IDENTIFICATION OF GENETIC DIFFERENCES BETWEEN TUMORS ARISING IN DIFFERENT BRAIN REGIONS. Meredith G. Albin1, Mukesh K. Sharma2, David H. Gutmann2, Biology Department, Washington University, St. Louis, MO1, Neurology Department, Washington University School of Medicine, St. Louis, MO2
The most common brain tumor in adults is the glioma, a tumor composed of glial cells. In children, gliomas represent the second most common brain tumor. In an effort to identify genes involved in the molecular pathogenesis of glioma, studies in our laboratory have focused on the low-grade pilocytic astrocytoma (PA). These tumors are most commonly located in the optic pathway/hypothalamus, cerebellum cortex, and brainstem. Using high-density microarrays, we demonstrated that PAs arising in different brain regions have distinct patterns of gene expression. These initial findings were next validated on an independent set of PA tumors arising supratentorially (e.g., cortex) or in the posterior fossa (e.g., cerebellum). To determine if this differential brain region-specific pattern of gene expression was also observed in another glial cell tumor type, we studied ependymomas, and identified eight genes with patterns of differential gene expression shared with PAs.
Based on our finding that gene expression patterns might distinguish tumors from different brain regions, high-density gene expression profiling was employed to distinguish normal glial cells arising from these different brain regions. We chose to compare normal cells (astrocytes) and tumors arising supratentorially with those arising in the posterior fossa. Using Significance Analysis of Microarrays (SAM) analysis, a set of genes with differential brain region-specific expression in astrocytes was identified. These findings were validated using quantitative real time reverse transcriptase polymerase chain reaction (RT-PCR) on independent cultures of cortical and cerebellar astrocytes from postnatal day 1 mice.

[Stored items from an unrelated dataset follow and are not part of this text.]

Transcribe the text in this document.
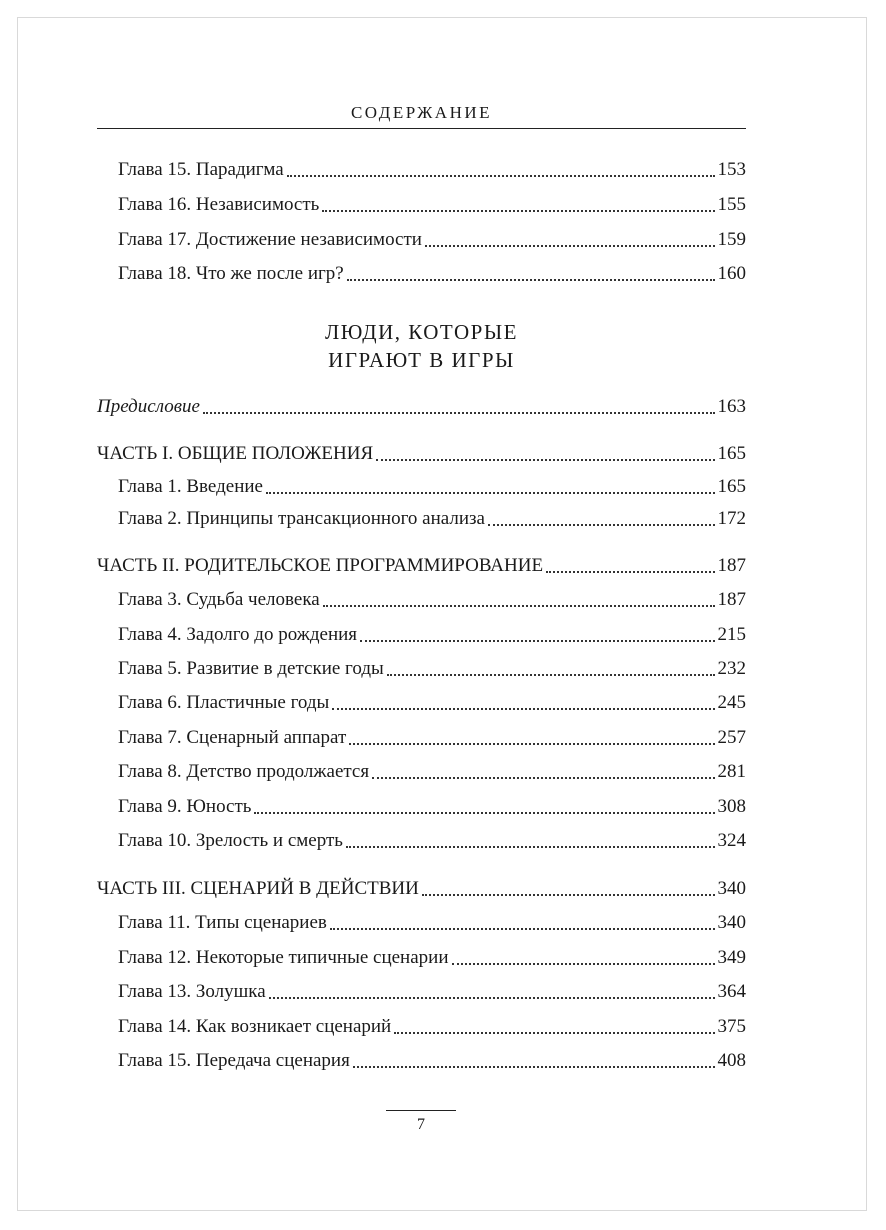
СОДЕРЖАНИЕ
Глава 15. Парадигма	153
Глава 16. Независимость	155
Глава 17. Достижение независимости	159
Глава 18. Что же после игр?	160
ЛЮДИ, КОТОРЫЕ
ИГРАЮТ В ИГРЫ
Предисловие	163
ЧАСТЬ I. ОБЩИЕ ПОЛОЖЕНИЯ	165
Глава 1. Введение	165
Глава 2. Принципы трансакционного анализа	172
ЧАСТЬ II. РОДИТЕЛЬСКОЕ ПРОГРАММИРОВАНИЕ	187
Глава 3. Судьба человека	187
Глава 4. Задолго до рождения	215
Глава 5. Развитие в детские годы	232
Глава 6. Пластичные годы	245
Глава 7. Сценарный аппарат	257
Глава 8. Детство продолжается	281
Глава 9. Юность	308
Глава 10. Зрелость и смерть	324
ЧАСТЬ III. СЦЕНАРИЙ В ДЕЙСТВИИ	340
Глава 11. Типы сценариев	340
Глава 12. Некоторые типичные сценарии	349
Глава 13. Золушка	364
Глава 14. Как возникает сценарий	375
Глава 15. Передача сценария	408
7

To investigate whether these differential patterns of gene expression identified region-specific cells of origin for both normal glial cells and glioma, we used bioinformatics algorithms to identify genes whose expression could distinguish both tumors (ependymomas and PAs) and normal astrocytes by brain location. Five genes were identified with common patterns of differential expression between astrocytes, ependymomas, and PAs. Additionally, the gene expression pattern of neural stem cells from these different brain regions was analyzed, and we found that this shared pattern of differential gene expression was retained in these progenitor cells. These findings are important because both normal astrocytes and glial cell tumors are thought to arise from neural stem cells.
Our observations and further studies currently ongoing in the laboratory will enhance our understanding of the genetic differences between glial tumors arising in different regions of the brain. Defining differential gene expression signatures retained in glial cell tumors, normal differentiated glial cells, and neural stem cells may be a useful tool for identifying specific progenitor cells. This may enable us to identify specific subpopulations of progenitor cells that confer unique biological properties on both normal astrocytes and glial cell tumors.